I found that I didn’t need to iterate the std normalization as in your second code block; the means were reduced to ~1.e-8 after switching the while statements.

Subsequently, I found that @stas had already made the same discovery
But @Kagan found that the idea doesn’t work, and @stas verified this.

Also @SteveR had similar idea , which @stas had also considered.

2 Likes

Cool, thanks for pointing me to the discussions, @jcatanza!

1 Like

The implementation of SGD with momentum in the lesson notebook updates the grad_avg like this:

state['grad_avg'].mul_(mom).add_(p.grad.data)

Shouldn’t it be updating it like this instead:

state['grad_avg'].mul_(mom).add_(1-mom, p.grad.data)

i.e. taking 0.9 part of the previous and (1-0.9 = 0.1) part of the current gradient (if mom=0.9)?

In Lesson 5, when momentum was explained using Excel, that’s what we did: see https://youtu.be/CJKnDu2dxOE?t=6569

I do see that further down in the notebook, for Adam, we do account for this, and also add debiasing.


Why does it happens when I run this cell in jupyter notebook.
The code is copied from the source code from github…
Could anybody help me about this?
I thought I wrote the code accurately… :face_with_thermometer:

In Decoupled Weight Regularization by Ilya Loshchilov and Frank Hutter, they propose to use w' = w - lr * [adam(grad) + wd * w], but that isn’t what the generic optimizer with steppers=[adam_step,weight_decay] is doing.

The steppers are doing

tmp = w - lr * adam(grad)
w' = tmp * lr * (1-wd)

or

w' = w * lr * (1-wd) - lr^2 * adam(grad) * (1-wd)
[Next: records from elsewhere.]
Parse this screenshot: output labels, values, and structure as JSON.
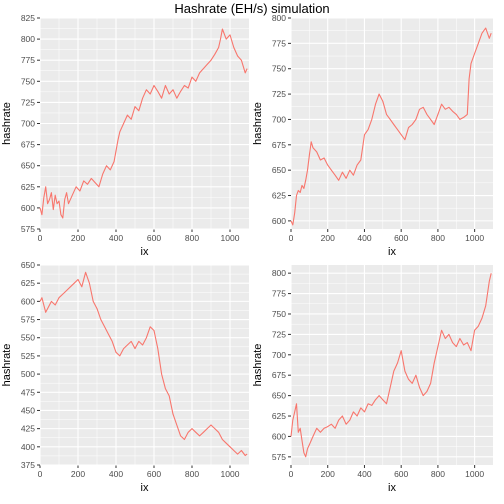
{
  "title": "Hashrate (EH/s) simulation",
  "colors": {
    "line": "#F8766D",
    "panel": "#EBEBEB",
    "grid": "#FFFFFF"
  },
  "chart_data": [
    {
      "type": "line",
      "xlabel": "ix",
      "ylabel": "hashrate",
      "xlim": [
        0,
        1100
      ],
      "ylim": [
        575,
        825
      ],
      "xticks": [
        0,
        200,
        400,
        600,
        800,
        1000
      ],
      "yticks": [
        575,
        600,
        625,
        650,
        675,
        700,
        725,
        750,
        775,
        800,
        825
      ],
      "grid": true,
      "series": [
        {
          "x": [
            0,
            10,
            20,
            30,
            40,
            50,
            60,
            70,
            80,
            90,
            100,
            110,
            120,
            130,
            140,
            150,
            170,
            190,
            210,
            230,
            250,
            270,
            290,
            310,
            330,
            350,
            370,
            390,
            410,
            420,
            440,
            460,
            480,
            500,
            520,
            540,
            560,
            580,
            600,
            620,
            640,
            660,
            680,
            700,
            720,
            740,
            760,
            780,
            800,
            820,
            840,
            860,
            880,
            900,
            920,
            940,
            950,
            960,
            980,
            1000,
            1020,
            1040,
            1060,
            1080,
            1090
          ],
          "y": [
            600,
            592,
            612,
            625,
            605,
            610,
            618,
            598,
            615,
            605,
            608,
            592,
            588,
            610,
            618,
            605,
            615,
            625,
            620,
            632,
            628,
            635,
            630,
            625,
            640,
            650,
            645,
            655,
            680,
            690,
            700,
            710,
            705,
            720,
            715,
            730,
            740,
            735,
            745,
            738,
            730,
            745,
            735,
            740,
            730,
            738,
            745,
            742,
            755,
            750,
            760,
            765,
            770,
            775,
            782,
            790,
            800,
            812,
            800,
            805,
            790,
            780,
            775,
            760,
            765
          ]
        }
      ]
    },
    {
      "type": "line",
      "xlabel": "ix",
      "ylabel": "hashrate",
      "xlim": [
        0,
        1100
      ],
      "ylim": [
        592,
        800
      ],
      "xticks": [
        0,
        200,
        400,
        600,
        800,
        1000
      ],
      "yticks": [
        600,
        625,
        650,
        675,
        700,
        725,
        750,
        775,
        800
      ],
      "grid": true,
      "series": [
        {
          "x": [
            0,
            10,
            20,
            30,
            40,
            50,
            60,
            70,
            80,
            90,
            100,
            110,
            120,
            130,
            140,
            160,
            180,
            200,
            220,
            240,
            260,
            280,
            300,
            320,
            340,
            360,
            380,
            400,
            420,
            440,
            460,
            480,
            500,
            520,
            540,
            560,
            580,
            600,
            620,
            640,
            660,
            680,
            700,
            720,
            740,
            760,
            780,
            800,
            820,
            840,
            860,
            880,
            900,
            920,
            940,
            960,
            970,
            980,
            1000,
            1020,
            1040,
            1060,
            1080,
            1090
          ],
          "y": [
            600,
            596,
            608,
            625,
            630,
            628,
            635,
            632,
            640,
            650,
            665,
            678,
            672,
            670,
            668,
            660,
            662,
            655,
            650,
            645,
            640,
            648,
            642,
            650,
            645,
            655,
            660,
            685,
            690,
            700,
            715,
            725,
            718,
            705,
            700,
            695,
            690,
            685,
            680,
            692,
            695,
            700,
            710,
            712,
            705,
            700,
            695,
            705,
            715,
            710,
            712,
            708,
            705,
            700,
            702,
            705,
            740,
            755,
            765,
            775,
            785,
            790,
            780,
            785
          ]
        }
      ]
    },
    {
      "type": "line",
      "xlabel": "ix",
      "ylabel": "hashrate",
      "xlim": [
        0,
        1100
      ],
      "ylim": [
        375,
        650
      ],
      "xticks": [
        0,
        200,
        400,
        600,
        800,
        1000
      ],
      "yticks": [
        375,
        400,
        425,
        450,
        475,
        500,
        525,
        550,
        575,
        600,
        625,
        650
      ],
      "grid": true,
      "series": [
        {
          "x": [
            0,
            10,
            20,
            30,
            40,
            60,
            80,
            100,
            120,
            140,
            160,
            180,
            200,
            220,
            240,
            260,
            280,
            300,
            320,
            340,
            360,
            380,
            400,
            420,
            440,
            460,
            480,
            500,
            520,
            540,
            560,
            580,
            600,
            620,
            640,
            660,
            680,
            700,
            720,
            740,
            760,
            780,
            800,
            820,
            840,
            860,
            880,
            900,
            920,
            940,
            960,
            980,
            1000,
            1020,
            1040,
            1060,
            1080,
            1090
          ],
          "y": [
            600,
            605,
            595,
            585,
            590,
            600,
            595,
            605,
            610,
            615,
            620,
            625,
            630,
            620,
            640,
            625,
            600,
            590,
            575,
            565,
            555,
            545,
            530,
            525,
            535,
            540,
            545,
            535,
            545,
            540,
            550,
            565,
            560,
            535,
            500,
            480,
            470,
            445,
            430,
            415,
            410,
            420,
            425,
            420,
            415,
            420,
            425,
            430,
            425,
            420,
            410,
            405,
            400,
            395,
            390,
            395,
            388,
            390
          ]
        }
      ]
    },
    {
      "type": "line",
      "xlabel": "ix",
      "ylabel": "hashrate",
      "xlim": [
        0,
        1100
      ],
      "ylim": [
        565,
        810
      ],
      "xticks": [
        0,
        200,
        400,
        600,
        800,
        1000
      ],
      "yticks": [
        575,
        600,
        625,
        650,
        675,
        700,
        725,
        750,
        775,
        800
      ],
      "grid": true,
      "series": [
        {
          "x": [
            0,
            10,
            20,
            30,
            40,
            50,
            60,
            70,
            80,
            90,
            100,
            120,
            140,
            160,
            180,
            200,
            220,
            240,
            260,
            280,
            300,
            320,
            340,
            360,
            380,
            400,
            420,
            440,
            460,
            480,
            500,
            520,
            540,
            560,
            580,
            600,
            620,
            640,
            660,
            680,
            700,
            720,
            740,
            760,
            780,
            800,
            820,
            840,
            860,
            880,
            900,
            920,
            940,
            960,
            980,
            1000,
            1020,
            1040,
            1060,
            1080,
            1090
          ],
          "y": [
            600,
            620,
            630,
            640,
            605,
            610,
            595,
            580,
            575,
            585,
            590,
            600,
            610,
            605,
            610,
            612,
            615,
            610,
            620,
            625,
            615,
            620,
            630,
            625,
            635,
            630,
            640,
            638,
            645,
            650,
            645,
            640,
            660,
            680,
            690,
            705,
            680,
            670,
            665,
            675,
            660,
            650,
            655,
            665,
            690,
            710,
            730,
            720,
            725,
            715,
            710,
            720,
            712,
            715,
            705,
            730,
            735,
            745,
            760,
            790,
            800
          ]
        }
      ]
    }
  ]
}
which appears different from what Ilya and Frank intended. In particular, the lr^2 * adam(grad) term quickly vanishes as lr decreases and may cause numerical stability issues and zero out some adam updates.

Experiment:

I ran some simple experiments with the 09_optimizers notebook, using the

learn,run = get_learn_run(nfs, data, 0.001, conv_layer, cbs=cbfs, opt_func=adam_opt())
run.fit(3, learn)

cells with some tweaks:

  1. I noticed that repeated calls to the same cells had high variance, so I set the seeds
    def fix_seeds(n): random.seed(n); torch.manual_seed(n) and ran each experiment for 3 seeds (7, 42, 10914). (There is still some nondeterminism between runs with those seeds fixed, but the variance is dramatically reduced).
  2. I increased the number of epochs from 3->10, since the impact of weight decay increases as we increase the risk of overfitting.

Results:

  • For the baseline with wd=0, I observed accuracies of 0.5715, 0.5929, 0.5710 (mean=0.5785). code
  • With steppers=[adam_step,weight_decay] and wd=1e-2, I observed accuracies of 0.5768, 0.6056, 0.5832 (mean=0.5885) code
  • With combined steppers and wd=1e-2, I observed accuracies of 0.5750, 0.6132, 0.5857 (mean=0.5913) code

So based on the above calculations and experiments, I don’t think we can cleanly split the adam and weight decay steps into separate functions. A combined adam + weight decay step can lead to higher validation accuracy.